The Story Exchange profiled Ana Sortun’s rise from dishwasher to head chef in this 2014 video. (Video credit: Sue Williams)

There is a key ingredient to chef Ana Sortun’s success, and it has nothing to with the bold Eastern Mediterranean flavors or aromatic spices she uses.

“I love change,” says Sortun, owner of three popular Boston-area eateries, including 18-year-old Oleana near Harvard Square, which collectively bring in about $8 million in annual revenue. “I’m a changemaker. ”

It’s often said that mediocre entrepreneurs struggle with change — but great ones embrace it. In Sortun’s case, the latter seems to be true. Since 2001, Sortun has been a force in the city’s restaurant scene, following up Oleana’s success by opening Middle Eastern cafe Sofra in 2008 and then Turkish tavern Sarma in Somerville in 2013, each with different partners.

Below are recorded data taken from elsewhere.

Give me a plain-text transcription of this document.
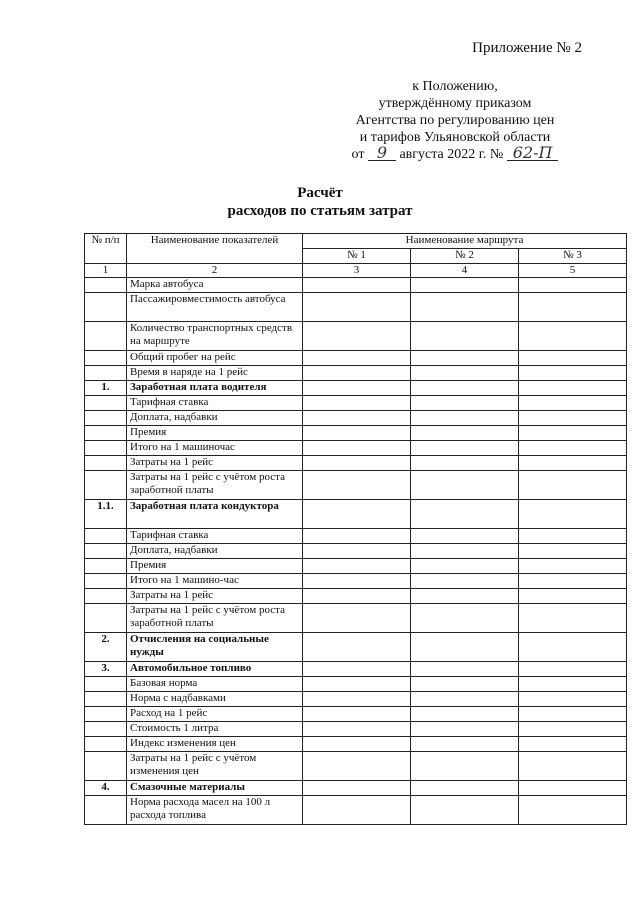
Приложение № 2
к Положению,
утверждённому приказом
Агентства по регулированию цен
и тарифов Ульяновской области
от 9 августа 2022 г. № 62-П
Расчёт
расходов по статьям затрат
№ п/п	Наименование показателей	Наименование маршрута		
		№ 1	№ 2	№ 3
1	2	3	4	5
	Марка автобуса			
	Пассажировместимость автобуса			
	Количество транспортных средств на маршруте			
	Общий пробег на рейс			
	Время в наряде на 1 рейс			
1.	Заработная плата водителя			
	Тарифная ставка			
	Доплата, надбавки			
	Премия			
	Итого на 1 машиночас			
	Затраты на 1 рейс			
	Затраты на 1 рейс с учётом роста заработной платы			
1.1.	Заработная плата кондуктора			
	Тарифная ставка			
	Доплата, надбавки			
	Премия			
	Итого на 1 машино-час			
	Затраты на 1 рейс			
	Затраты на 1 рейс с учётом роста заработной платы			
2.	Отчисления на социальные нужды			
3.	Автомобильное топливо			
	Базовая норма			
	Норма с надбавками			
	Расход на 1 рейс			
	Стоимость 1 литра			
	Индекс изменения цен			
	Затраты на 1 рейс с учётом изменения цен			
4.	Смазочные материалы			
	Норма расхода масел на 100 л расхода топлива			
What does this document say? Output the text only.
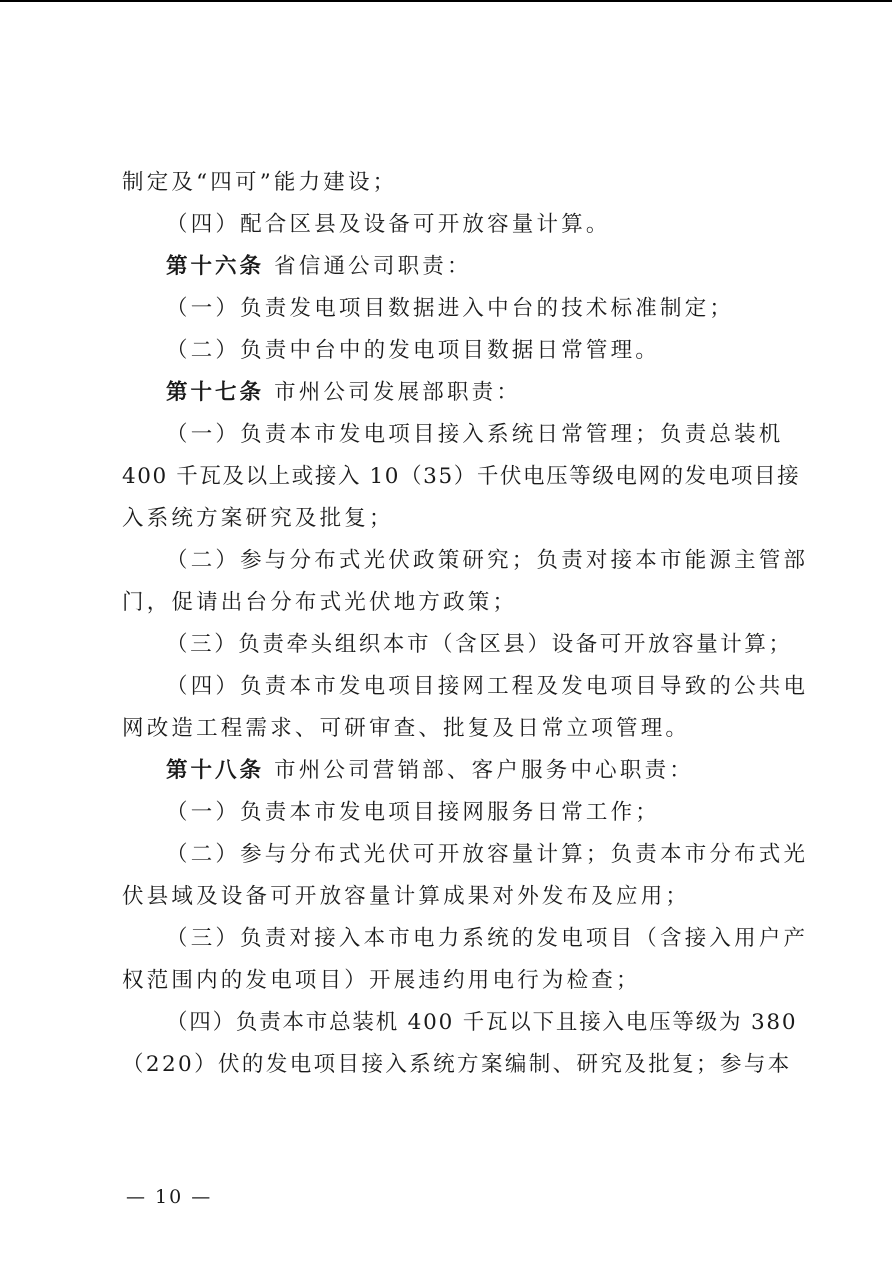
制定及“四可”能力建设；
（四）配合区县及设备可开放容量计算。
第十六条 省信通公司职责：
（一）负责发电项目数据进入中台的技术标准制定；
（二）负责中台中的发电项目数据日常管理。
第十七条 市州公司发展部职责：
（一）负责本市发电项目接入系统日常管理；负责总装机
400 千瓦及以上或接入 10（35）千伏电压等级电网的发电项目接
入系统方案研究及批复；
（二）参与分布式光伏政策研究；负责对接本市能源主管部
门，促请出台分布式光伏地方政策；
（三）负责牵头组织本市（含区县）设备可开放容量计算；
（四）负责本市发电项目接网工程及发电项目导致的公共电
网改造工程需求、可研审查、批复及日常立项管理。
第十八条 市州公司营销部、客户服务中心职责：
（一）负责本市发电项目接网服务日常工作；
（二）参与分布式光伏可开放容量计算；负责本市分布式光
伏县域及设备可开放容量计算成果对外发布及应用；
（三）负责对接入本市电力系统的发电项目（含接入用户产
权范围内的发电项目）开展违约用电行为检查；
（四）负责本市总装机 400 千瓦以下且接入电压等级为 380
（220）伏的发电项目接入系统方案编制、研究及批复；参与本
— 10 —
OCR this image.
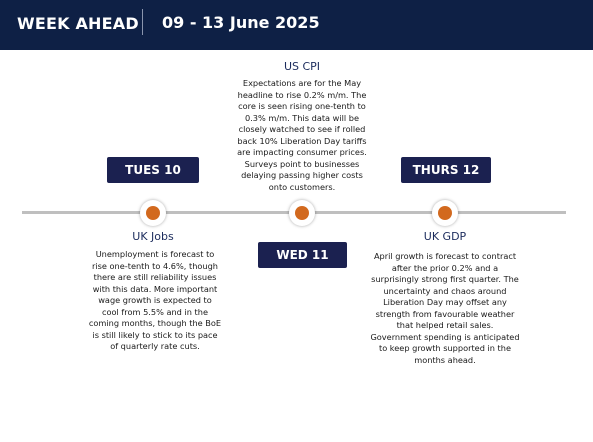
WEEK AHEAD 09 - 13 June 2025
TUES 10
UK Jobs
Unemployment is forecast to
rise one-tenth to 4.6%, though
there are still reliability issues
with this data. More important
wage growth is expected to
cool from 5.5% and in the
coming months, though the BoE
is still likely to stick to its pace
of quarterly rate cuts.
US CPI
Expectations are for the May
headline to rise 0.2% m/m. The
core is seen rising one-tenth to
0.3% m/m. This data will be
closely watched to see if rolled
back 10% Liberation Day tariffs
are impacting consumer prices.
Surveys point to businesses
delaying passing higher costs
onto customers.
WED 11
THURS 12
UK GDP
April growth is forecast to contract
after the prior 0.2% and a
surprisingly strong first quarter. The
uncertainty and chaos around
Liberation Day may offset any
strength from favourable weather
that helped retail sales.
Government spending is anticipated
to keep growth supported in the
months ahead.
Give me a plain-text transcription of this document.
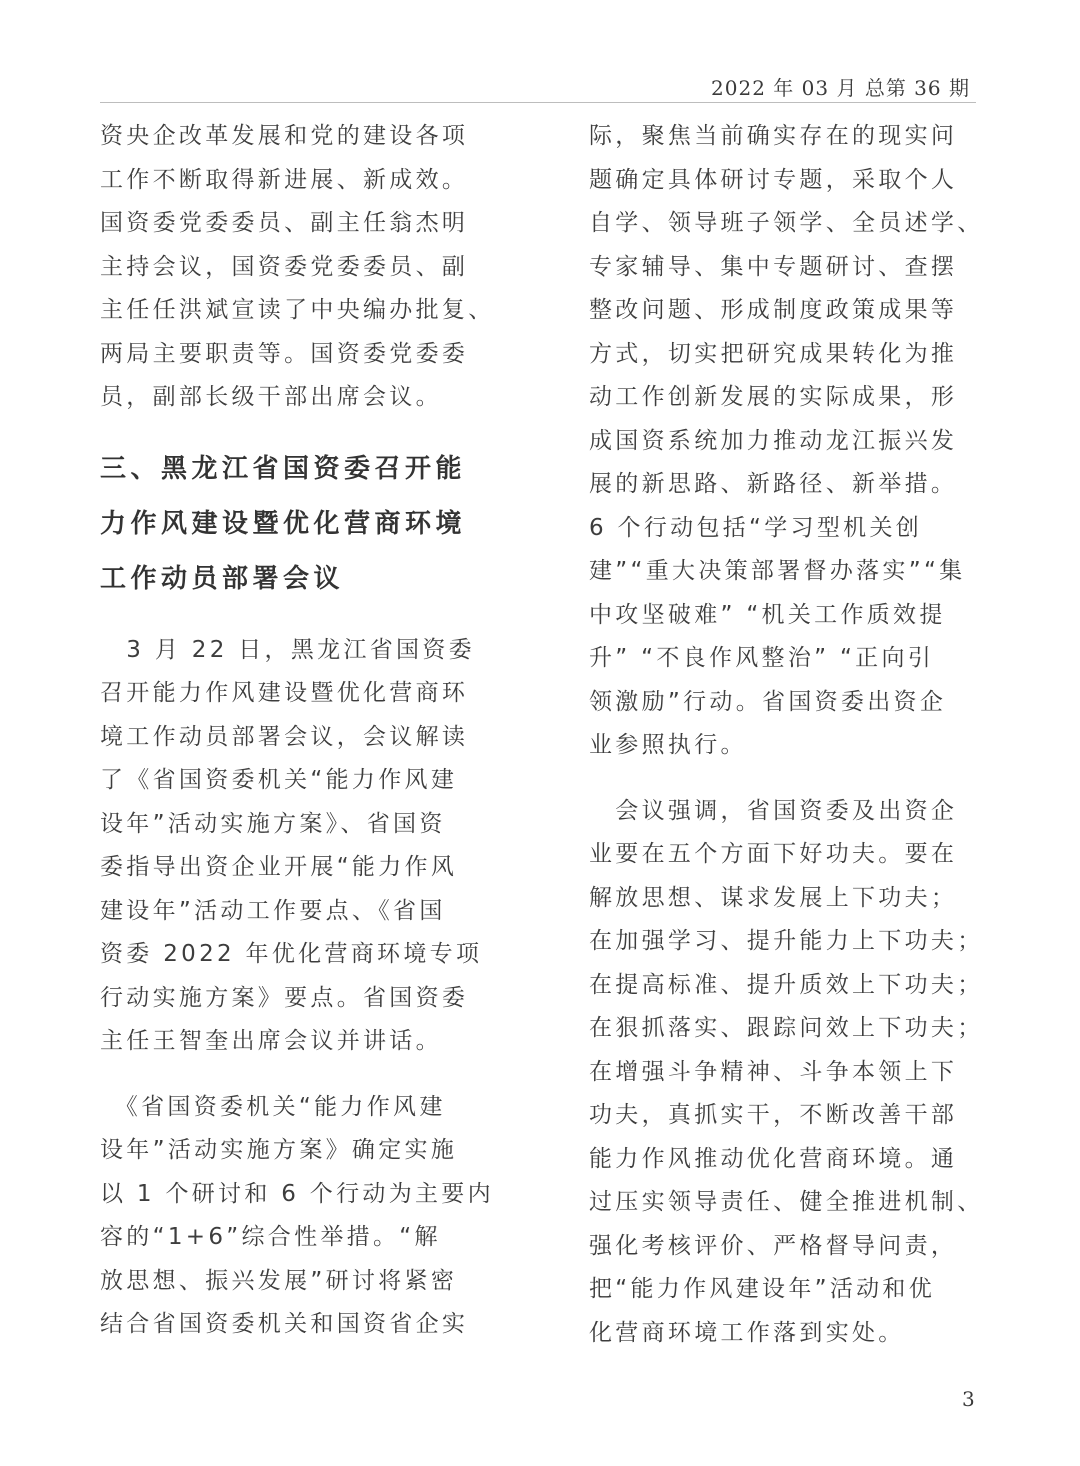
2022 年 03 月 总第 36 期
资央企改革发展和党的建设各项
工作不断取得新进展、新成效。
国资委党委委员、副主任翁杰明
主持会议，国资委党委委员、副
主任任洪斌宣读了中央编办批复、
两局主要职责等。国资委党委委
员，副部长级干部出席会议。
三、黑龙江省国资委召开能
力作风建设暨优化营商环境
工作动员部署会议
　3 月 22 日，黑龙江省国资委
召开能力作风建设暨优化营商环
境工作动员部署会议，会议解读
了《省国资委机关“能力作风建
设年”活动实施方案》、省国资
委指导出资企业开展“能力作风
建设年”活动工作要点、《省国
资委 2022 年优化营商环境专项
行动实施方案》要点。省国资委
主任王智奎出席会议并讲话。
　《省国资委机关“能力作风建
设年”活动实施方案》确定实施
以 1 个研讨和 6 个行动为主要内
容的“1+6”综合性举措。“解
放思想、振兴发展”研讨将紧密
结合省国资委机关和国资省企实
际，聚焦当前确实存在的现实问
题确定具体研讨专题，采取个人
自学、领导班子领学、全员述学、
专家辅导、集中专题研讨、查摆
整改问题、形成制度政策成果等
方式，切实把研究成果转化为推
动工作创新发展的实际成果，形
成国资系统加力推动龙江振兴发
展的新思路、新路径、新举措。
6 个行动包括“学习型机关创
建”“重大决策部署督办落实”“集
中攻坚破难” “机关工作质效提
升” “不良作风整治” “正向引
领激励”行动。省国资委出资企
业参照执行。
　会议强调，省国资委及出资企
业要在五个方面下好功夫。要在
解放思想、谋求发展上下功夫；
在加强学习、提升能力上下功夫；
在提高标准、提升质效上下功夫；
在狠抓落实、跟踪问效上下功夫；
在增强斗争精神、斗争本领上下
功夫，真抓实干，不断改善干部
能力作风推动优化营商环境。通
过压实领导责任、健全推进机制、
强化考核评价、严格督导问责，
把“能力作风建设年”活动和优
化营商环境工作落到实处。
3
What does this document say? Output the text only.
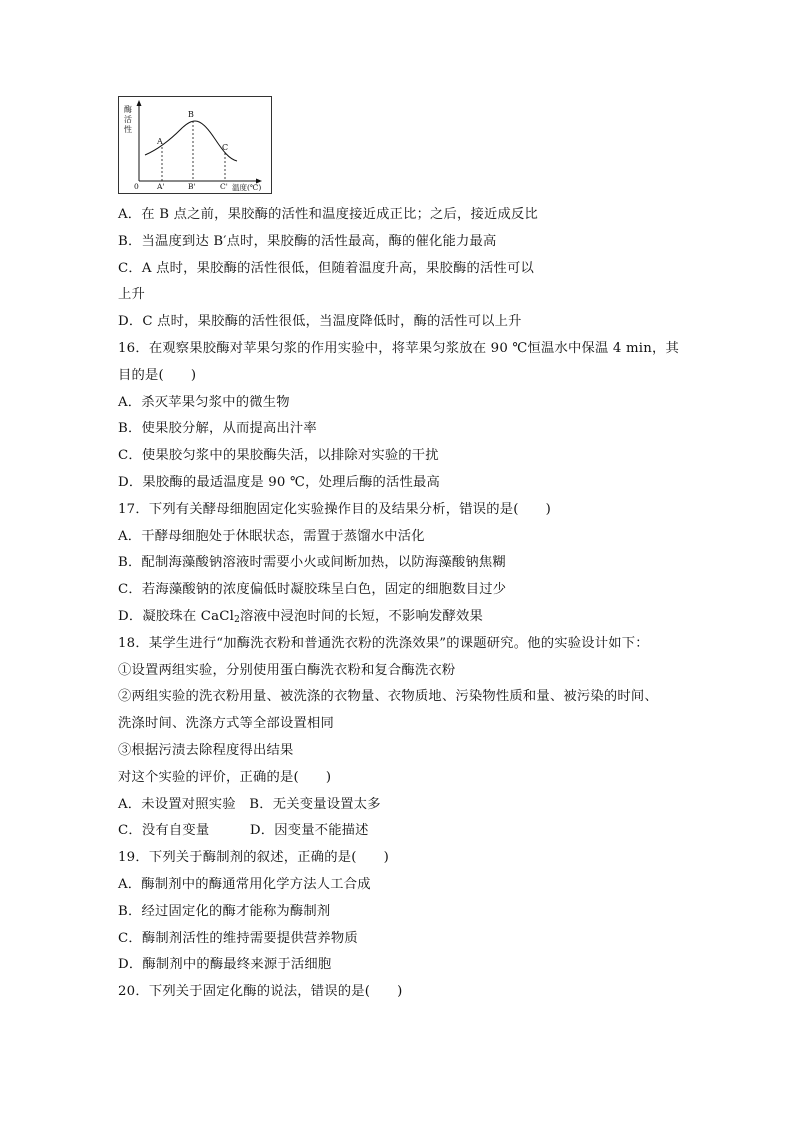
酶
活
性
A
B
C
0 A'	B'	C' 温度(℃)
A．在 B 点之前，果胶酶的活性和温度接近成正比；之后，接近成反比
B．当温度到达 B′点时，果胶酶的活性最高，酶的催化能力最高
C．A 点时，果胶酶的活性很低，但随着温度升高，果胶酶的活性可以
上升
D．C 点时，果胶酶的活性很低，当温度降低时，酶的活性可以上升
16．在观察果胶酶对苹果匀浆的作用实验中，将苹果匀浆放在 90 ℃恒温水中保温 4 min，其
目的是(　　)
A．杀灭苹果匀浆中的微生物
B．使果胶分解，从而提高出汁率
C．使果胶匀浆中的果胶酶失活，以排除对实验的干扰
D．果胶酶的最适温度是 90 ℃，处理后酶的活性最高
17．下列有关酵母细胞固定化实验操作目的及结果分析，错误的是(　　)
A．干酵母细胞处于休眠状态，需置于蒸馏水中活化
B．配制海藻酸钠溶液时需要小火或间断加热，以防海藻酸钠焦糊
C．若海藻酸钠的浓度偏低时凝胶珠呈白色，固定的细胞数目过少
D．凝胶珠在 CaCl$_2$溶液中浸泡时间的长短，不影响发酵效果
18．某学生进行“加酶洗衣粉和普通洗衣粉的洗涤效果”的课题研究。他的实验设计如下：
①设置两组实验，分别使用蛋白酶洗衣粉和复合酶洗衣粉
②两组实验的洗衣粉用量、被洗涤的衣物量、衣物质地、污染物性质和量、被污染的时间、
洗涤时间、洗涤方式等全部设置相同
③根据污渍去除程度得出结果
对这个实验的评价，正确的是(　　)
A．未设置对照实验　B．无关变量设置太多
C．没有自变量　　　D．因变量不能描述
19．下列关于酶制剂的叙述，正确的是(　　)
A．酶制剂中的酶通常用化学方法人工合成
B．经过固定化的酶才能称为酶制剂
C．酶制剂活性的维持需要提供营养物质
D．酶制剂中的酶最终来源于活细胞
20．下列关于固定化酶的说法，错误的是(　　)
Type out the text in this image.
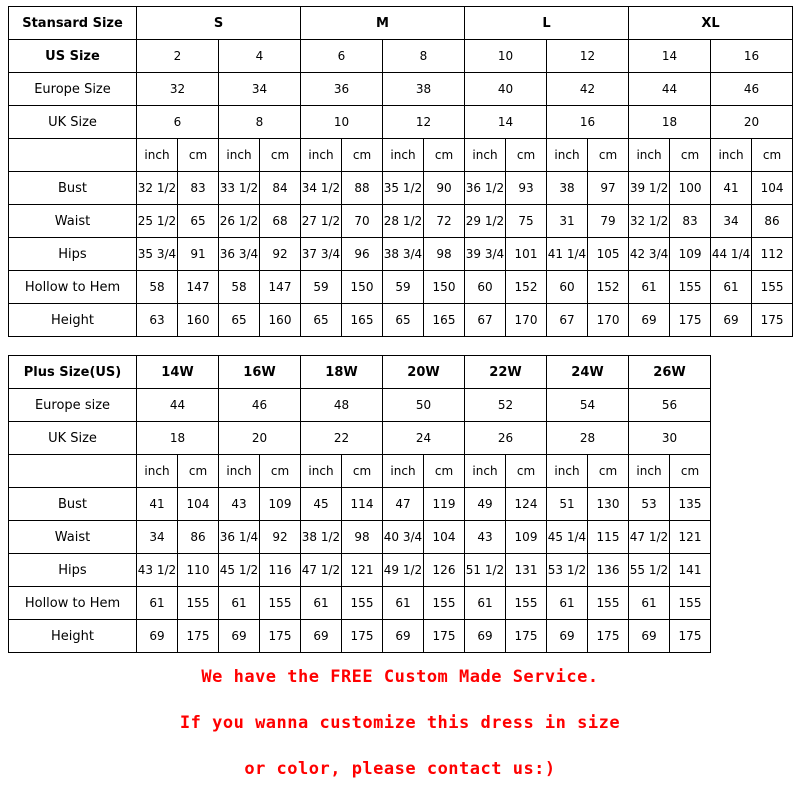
Stansard Size	S				M				L				XL			
US Size	2		4		6		8		10		12		14		16	
Europe Size	32		34		36		38		40		42		44		46	
UK Size	6		8		10		12		14		16		18		20	
	inch	cm	inch	cm	inch	cm	inch	cm	inch	cm	inch	cm	inch	cm	inch	cm
Bust	32 1/2	83	33 1/2	84	34 1/2	88	35 1/2	90	36 1/2	93	38	97	39 1/2	100	41	104
Waist	25 1/2	65	26 1/2	68	27 1/2	70	28 1/2	72	29 1/2	75	31	79	32 1/2	83	34	86
Hips	35 3/4	91	36 3/4	92	37 3/4	96	38 3/4	98	39 3/4	101	41 1/4	105	42 3/4	109	44 1/4	112
Hollow to Hem	58	147	58	147	59	150	59	150	60	152	60	152	61	155	61	155
Height	63	160	65	160	65	165	65	165	67	170	67	170	69	175	69	175
Plus Size(US)	14W		16W		18W		20W		22W		24W		26W		
Europe size	44		46		48		50		52		54		56		
UK Size	18		20		22		24		26		28		30		
	inch	cm	inch	cm	inch	cm	inch	cm	inch	cm	inch	cm	inch	cm	
Bust	41	104	43	109	45	114	47	119	49	124	51	130	53	135	
Waist	34	86	36 1/4	92	38 1/2	98	40 3/4	104	43	109	45 1/4	115	47 1/2	121	
Hips	43 1/2	110	45 1/2	116	47 1/2	121	49 1/2	126	51 1/2	131	53 1/2	136	55 1/2	141	
Hollow to Hem	61	155	61	155	61	155	61	155	61	155	61	155	61	155	
Height	69	175	69	175	69	175	69	175	69	175	69	175	69	175	

We have the FREE Custom Made Service.

If you wanna customize this dress in size

or color, please contact us:)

Feeding the Ambitions of Female Chefs

Listen to our podcast episode for more of our interview with Jody Adams and Ana Sortun.

But maintaining a thriving mini-empire, especially in the famously difficult restaurant industry, isn’t easy. Not only do employees come and go, but consumers’ tastes and preferences change, too. Constant tweaks and improvements are necessary, especially at Sofra, the smallest of Sortun’s businesses with just 18 seats.

While it started as a café and bakery, Sofra has become much more: The venue sells an array of Middle Eastern-inspired provisions in its store — house-made preserves, prepared foods and signature spice blends — and also caters special events, hosts cooking classes and serves as a CSA pick-up location.

Most of those changes came out of necessity. “In the beginning, it was just not working with the 18 seats that we had in there,” Sortun says. “We just weren’t making it financially, so we had to put a lot of other components in there to develop enough sales to stay there, basically.”

Sortun says change has become part of her workplace culture. She emphasizes that she means “change within reason — not shaking up the business, or growing it too fast, or doing anything abrupt.” Instead, “every single person on the management team is thinking about the next improvements,” she says, whether that’s using more efficient technology, such as a new reservations system, or bettering wages for non-wait-staff. “We’re constantly doing that.”

A piece of advice she has for other entrepreneurs is to delegate responsibility so that you can step back and assess what’s working and what’s not. For instance, Sortun has promoted her chefs to run their own show at both Sofra and Sarma.

“In order to grow, and take on something new, you have to let go of something,” she says. “You have to let go of something to create space to be able to take on a bigger view or perspective. And if you don’t do that, you don’t grow, period.”

At each of her restaurants, Sortun has teams in place that are “decision makers,” although it wasn’t easy for her to give up various parts of the job, starting with kitchen prep and going all the way up to menu development. “Those things can be all consuming, and being able to get rid of some of those tasks…means that someone else gets the opportunity to learn,” she says.

[Related: Why We Care About Female Chefs]

Up next for Sortun is a possible expansion of her small eatery Sofra, potentially into a larger space. “We’ve changed so many times there, as far as just trying to get the maximum square inches in there,” she says. “It’s outgrown that space.”

Practicing what she preaches, Sortun says Sofra employees will be a part of what comes next. “There could be opportunities for managers and for chefs to be a part of creating an expansion, and owning a little bit more responsibility,” she says. “It’s really very cool.”

Meanwhile, at all three of her restaurants, Sortun and her team will continue to figure out what works best in terms of employees doing their jobs and customers enjoying the experience. “Change is very important, and what drives us….whether it’s reducing a little stress where we can, or giving better service, or having more knowledge,” she says. “But it never stops. It has never ever, ever stopped.”